Lors de cette inauguration, nous avons pu revoir le musée, profiter des bons amuses-bouches du traiteur « Atelier des gourmets » (De Touves) qui nous ont permis de patienter avant de faire signer notre bande dessinée par l’un des dessinateurs Jeff Baud et scénariste Eric Stoffel.
La Bande dessinée Les Gueules Rouges – enfant de la mine
La bande dessinée « Les Gueules Rouges » a eu pour projet d’être un support de mémoire mais aussi une autre manière de montrer l’histoire des gueules rouges. (Pour rappel, les mineurs étaient surnomés ainsi car à cause de la Bauxite qu’ils extrayaient, ils se retrouvaient couverts de cette couleur rouge). Il faut savoir qu’un grosse collecte d’informations a été faite auprès des mineurs, des associations des Gueules Rouges et celle de l’Histoire Populaire Tourvaine. L’histoire se base sur des faits réels qui ont touchés les mineurs gueules rouges mais aussi ceux qui se sont battus pour le musée, pour cette reconnaissance de l’histoire des Gueules Rouges. Il a fallu également trouvé les personnes qui pourraient porter ce projet. Eric Stoffel connait bien le sujet de la Provence puisqu’il est de la région Provence Alpes Côtes d’Azur et a été le scénariste des bandes dessinées consacrées aux ouvrages de Marcel Pagnol. L’éditeur de cette bd est idées + passion bd.
Vous pouvez trouver cette dernière au musée des Gueules Rouges à Tourves, ainsi qu’à la Fanc, Cultura pour le prix de quatorze euros.

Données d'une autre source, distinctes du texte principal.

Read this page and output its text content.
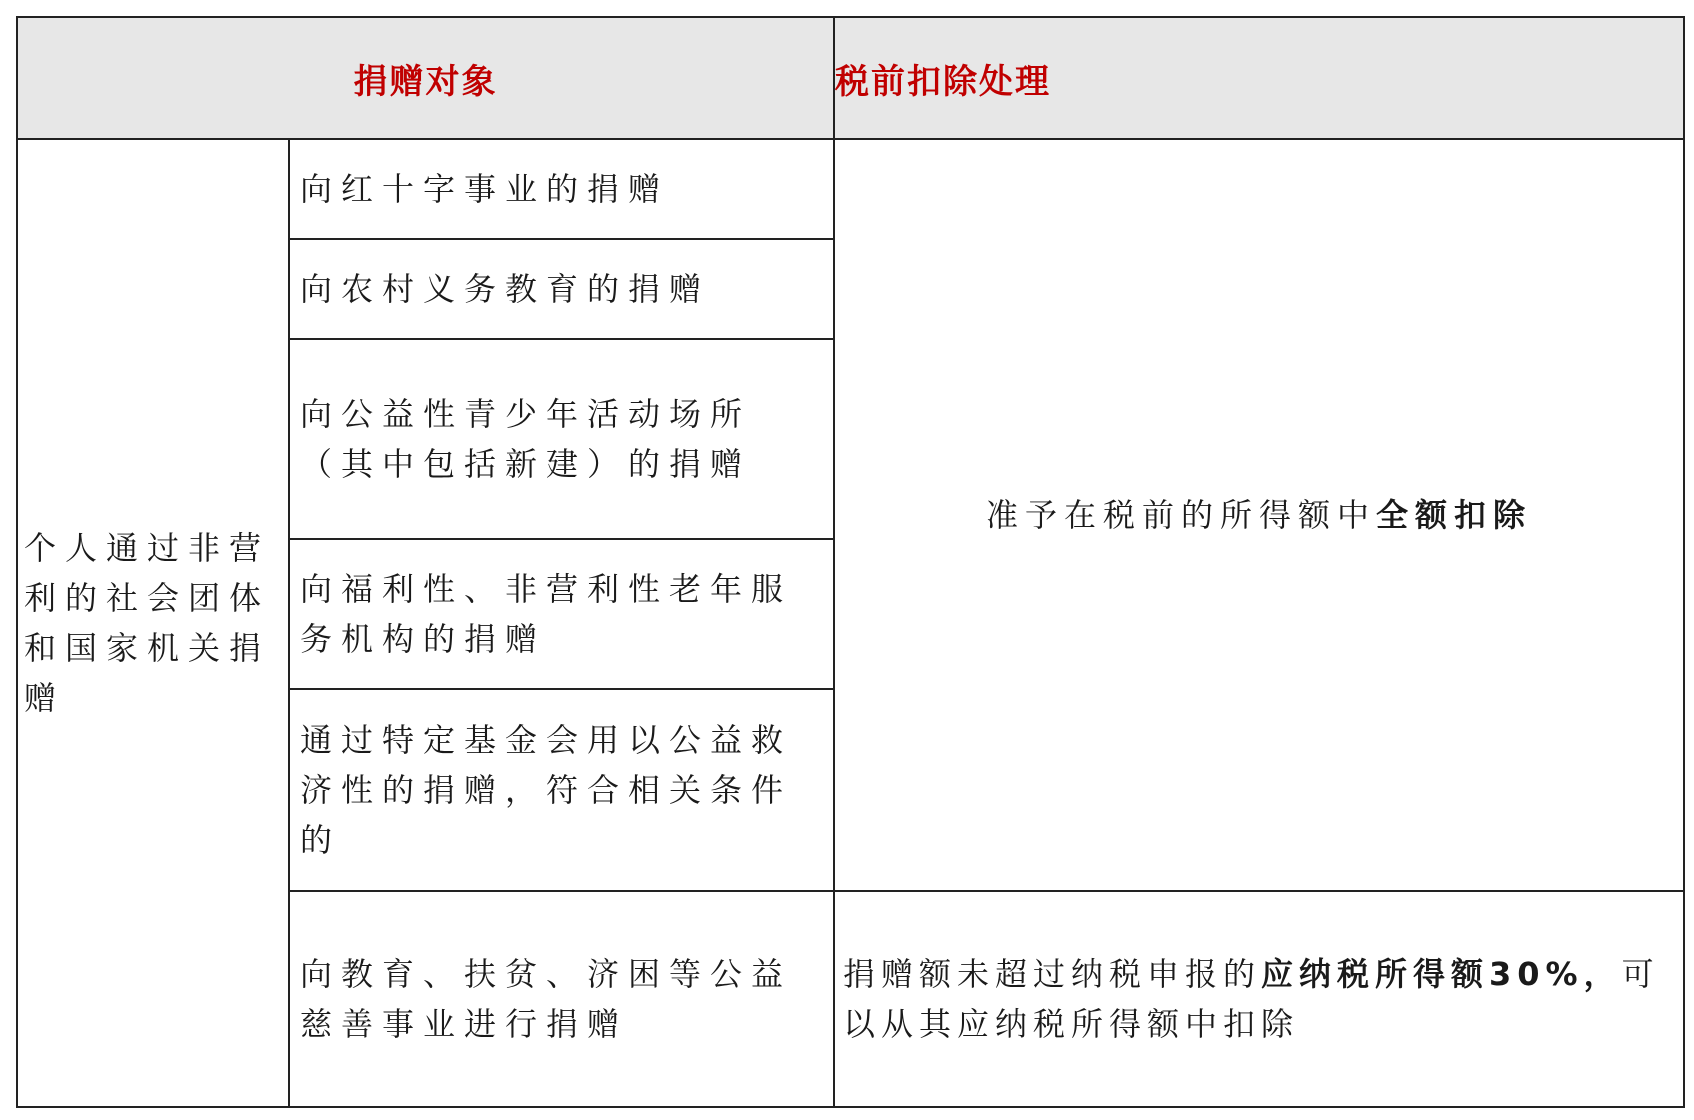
捐赠对象		税前扣除处理

个人通过非营利的社会团体和国家机关捐赠	向红十字事业的捐赠	准予在税前的所得额中全额扣除

	向农村义务教育的捐赠	

	向公益性青少年活动场所（其中包括新建）的捐赠	

	向福利性、非营利性老年服务机构的捐赠	

	通过特定基金会用以公益救济性的捐赠，符合相关条件的	

	向教育、扶贫、济困等公益慈善事业进行捐赠	捐赠额未超过纳税申报的应纳税所得额30%，可以从其应纳税所得额中扣除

L’histoire Les Gueules Rouges – l’enfant de la mine
La bande dessinée « Les Gueules Rouges enfant de la mine » commence en 1929, le jour des douze ans de Jules. Jules sera mineur comme son père. Pour son anniversaire, ce sera son premier jour en tant que mineur. Puis, au fil des pages, vous pourrez vous plonger dans l’histoire des gueules rouges du Var. Vous vivrez les aléas de la vie de mineur, vous grandirez avec Jules et verrez tout ce qu’il a vécu en tant que gueule rouge. Cela va de l’extraction de la Bauxite, de gravir les échelons de postes, de vie de famille de mineur. Vous pourrez également trouvé un passage sur la construction du musée.

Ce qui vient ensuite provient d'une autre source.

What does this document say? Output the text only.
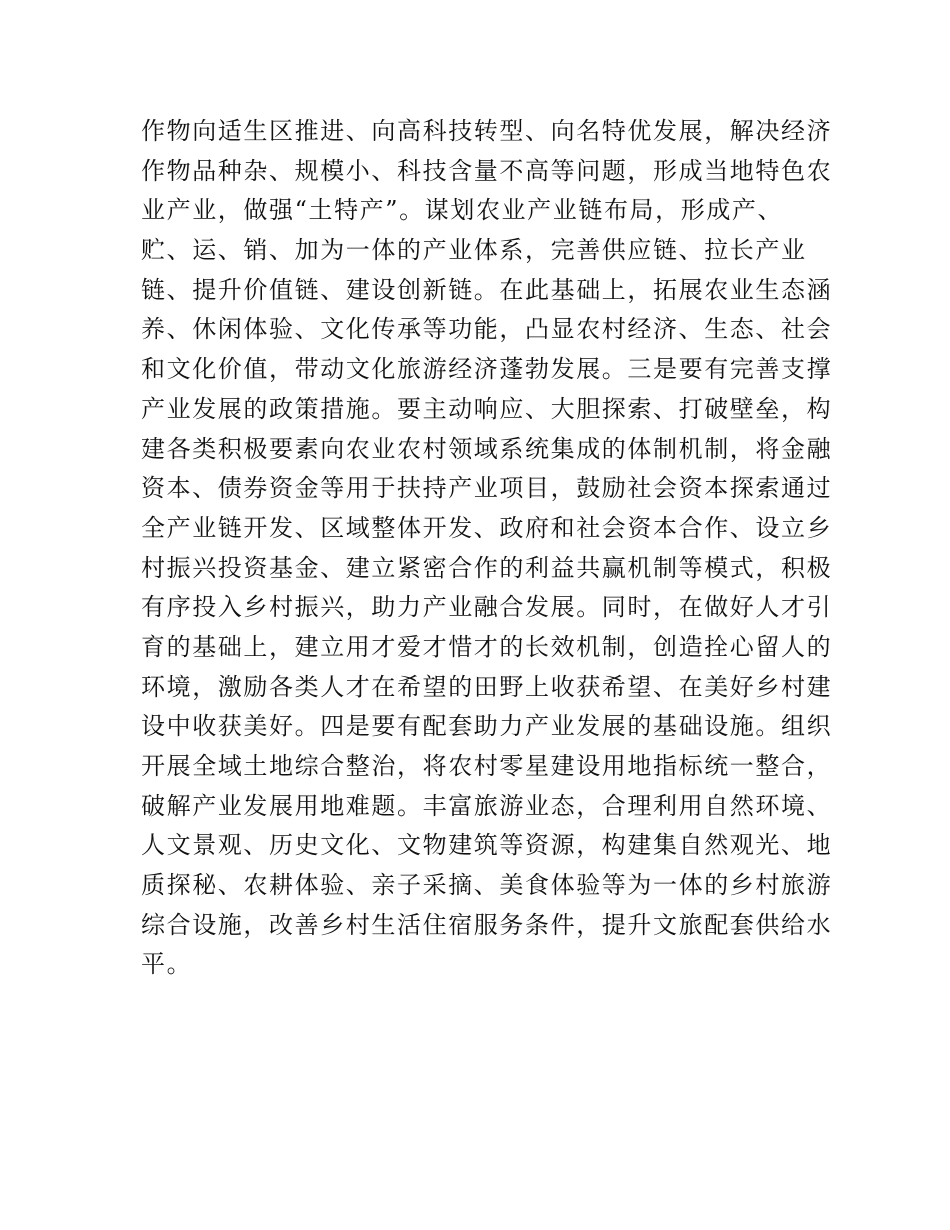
作物向适生区推进、向高科技转型、向名特优发展，解决经济
作物品种杂、规模小、科技含量不高等问题，形成当地特色农
业产业，做强“土特产”。谋划农业产业链布局，形成产、
贮、运、销、加为一体的产业体系，完善供应链、拉长产业
链、提升价值链、建设创新链。在此基础上，拓展农业生态涵
养、休闲体验、文化传承等功能，凸显农村经济、生态、社会
和文化价值，带动文化旅游经济蓬勃发展。三是要有完善支撑
产业发展的政策措施。要主动响应、大胆探索、打破壁垒，构
建各类积极要素向农业农村领域系统集成的体制机制，将金融
资本、债券资金等用于扶持产业项目，鼓励社会资本探索通过
全产业链开发、区域整体开发、政府和社会资本合作、设立乡
村振兴投资基金、建立紧密合作的利益共赢机制等模式，积极
有序投入乡村振兴，助力产业融合发展。同时，在做好人才引
育的基础上，建立用才爱才惜才的长效机制，创造拴心留人的
环境，激励各类人才在希望的田野上收获希望、在美好乡村建
设中收获美好。四是要有配套助力产业发展的基础设施。组织
开展全域土地综合整治，将农村零星建设用地指标统一整合，
破解产业发展用地难题。丰富旅游业态，合理利用自然环境、
人文景观、历史文化、文物建筑等资源，构建集自然观光、地
质探秘、农耕体验、亲子采摘、美食体验等为一体的乡村旅游
综合设施，改善乡村生活住宿服务条件，提升文旅配套供给水
平。
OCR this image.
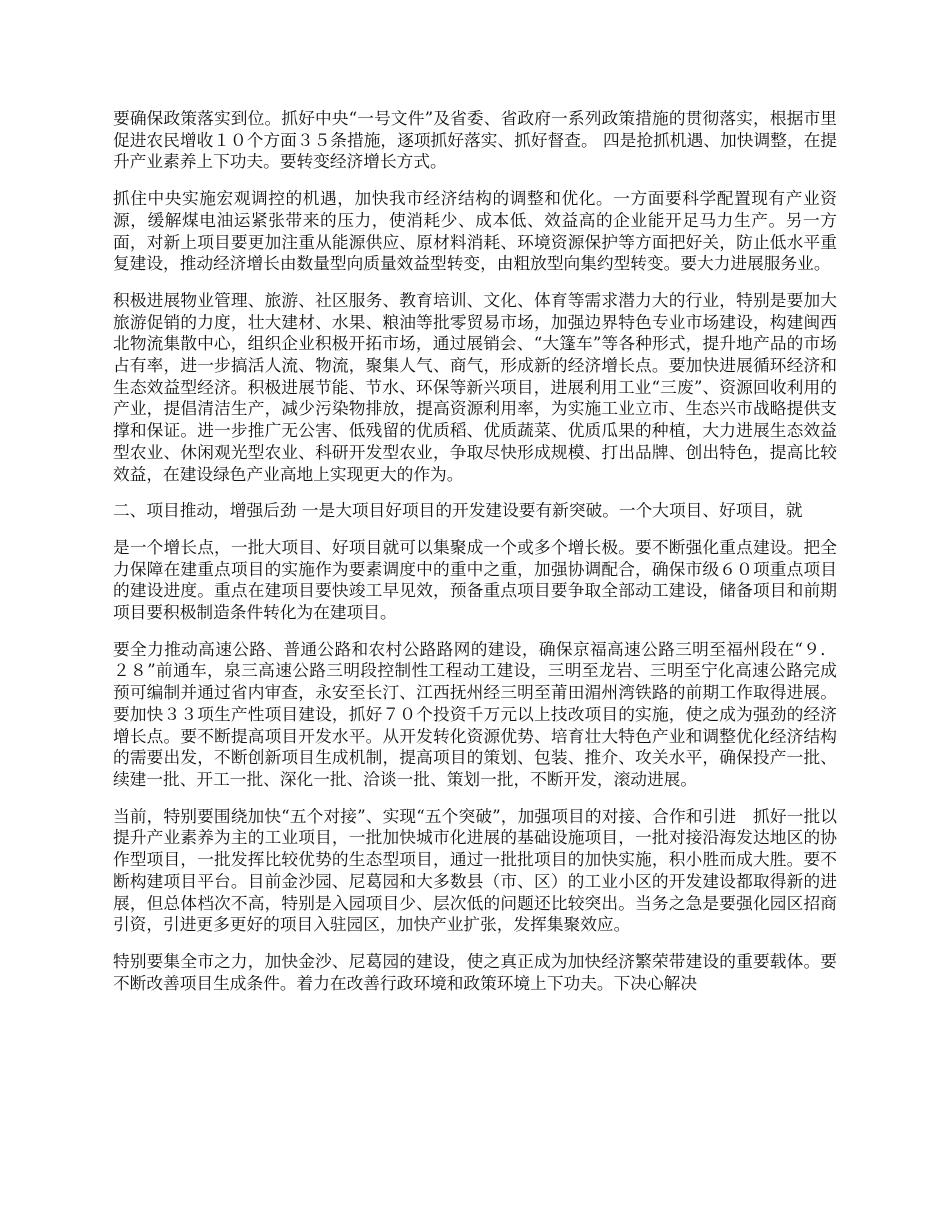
要确保政策落实到位。抓好中央“一号文件”及省委、省政府一系列政策措施的贯彻落实，根据市里促进农民增收１０个方面３５条措施，逐项抓好落实、抓好督查。 四是抢抓机遇、加快调整，在提升产业素养上下功夫。要转变经济增长方式。

抓住中央实施宏观调控的机遇，加快我市经济结构的调整和优化。一方面要科学配置现有产业资源，缓解煤电油运紧张带来的压力，使消耗少、成本低、效益高的企业能开足马力生产。另一方面，对新上项目要更加注重从能源供应、原材料消耗、环境资源保护等方面把好关，防止低水平重复建设，推动经济增长由数量型向质量效益型转变，由粗放型向集约型转变。要大力进展服务业。

积极进展物业管理、旅游、社区服务、教育培训、文化、体育等需求潜力大的行业，特别是要加大旅游促销的力度，壮大建材、水果、粮油等批零贸易市场，加强边界特色专业市场建设，构建闽西北物流集散中心，组织企业积极开拓市场，通过展销会、“大篷车”等各种形式，提升地产品的市场占有率，进一步搞活人流、物流，聚集人气、商气，形成新的经济增长点。要加快进展循环经济和生态效益型经济。积极进展节能、节水、环保等新兴项目，进展利用工业“三废”、资源回收利用的产业，提倡清洁生产，减少污染物排放，提高资源利用率，为实施工业立市、生态兴市战略提供支撑和保证。进一步推广无公害、低残留的优质稻、优质蔬菜、优质瓜果的种植，大力进展生态效益型农业、休闲观光型农业、科研开发型农业，争取尽快形成规模、打出品牌、创出特色，提高比较效益，在建设绿色产业高地上实现更大的作为。

二、项目推动，增强后劲 一是大项目好项目的开发建设要有新突破。一个大项目、好项目，就

是一个增长点，一批大项目、好项目就可以集聚成一个或多个增长极。要不断强化重点建设。把全力保障在建重点项目的实施作为要素调度中的重中之重，加强协调配合，确保市级６０项重点项目的建设进度。重点在建项目要快竣工早见效，预备重点项目要争取全部动工建设，储备项目和前期项目要积极制造条件转化为在建项目。

要全力推动高速公路、普通公路和农村公路路网的建设，确保京福高速公路三明至福州段在“９．２８”前通车，泉三高速公路三明段控制性工程动工建设，三明至龙岩、三明至宁化高速公路完成预可编制并通过省内审查，永安至长汀、江西抚州经三明至莆田湄州湾铁路的前期工作取得进展。要加快３３项生产性项目建设，抓好７０个投资千万元以上技改项目的实施，使之成为强劲的经济增长点。要不断提高项目开发水平。从开发转化资源优势、培育壮大特色产业和调整优化经济结构的需要出发，不断创新项目生成机制，提高项目的策划、包装、推介、攻关水平，确保投产一批、续建一批、开工一批、深化一批、洽谈一批、策划一批，不断开发，滚动进展。

当前，特别要围绕加快“五个对接”、实现“五个突破”，加强项目的对接、合作和引进　抓好一批以提升产业素养为主的工业项目，一批加快城市化进展的基础设施项目，一批对接沿海发达地区的协作型项目，一批发挥比较优势的生态型项目，通过一批批项目的加快实施，积小胜而成大胜。要不断构建项目平台。目前金沙园、尼葛园和大多数县（市、区）的工业小区的开发建设都取得新的进展，但总体档次不高，特别是入园项目少、层次低的问题还比较突出。当务之急是要强化园区招商引资，引进更多更好的项目入驻园区，加快产业扩张，发挥集聚效应。

特别要集全市之力，加快金沙、尼葛园的建设，使之真正成为加快经济繁荣带建设的重要载体。要不断改善项目生成条件。着力在改善行政环境和政策环境上下功夫。下决心解决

Pour que cette bande dessinée soit encore plus liée à la réalité, nous pourrons y voir : César, Aldo, Eugène, Max, Alain, Maurice, Antoine, Paul, Lucien, Patrick, Raoul et Jules 😉
Je reprendrais juste les mots du Président des Gueules Rouges, monsieur Benjamin Constans : « Jules, c’est un peu de chacun d’eux et par héritage un peu de nous. »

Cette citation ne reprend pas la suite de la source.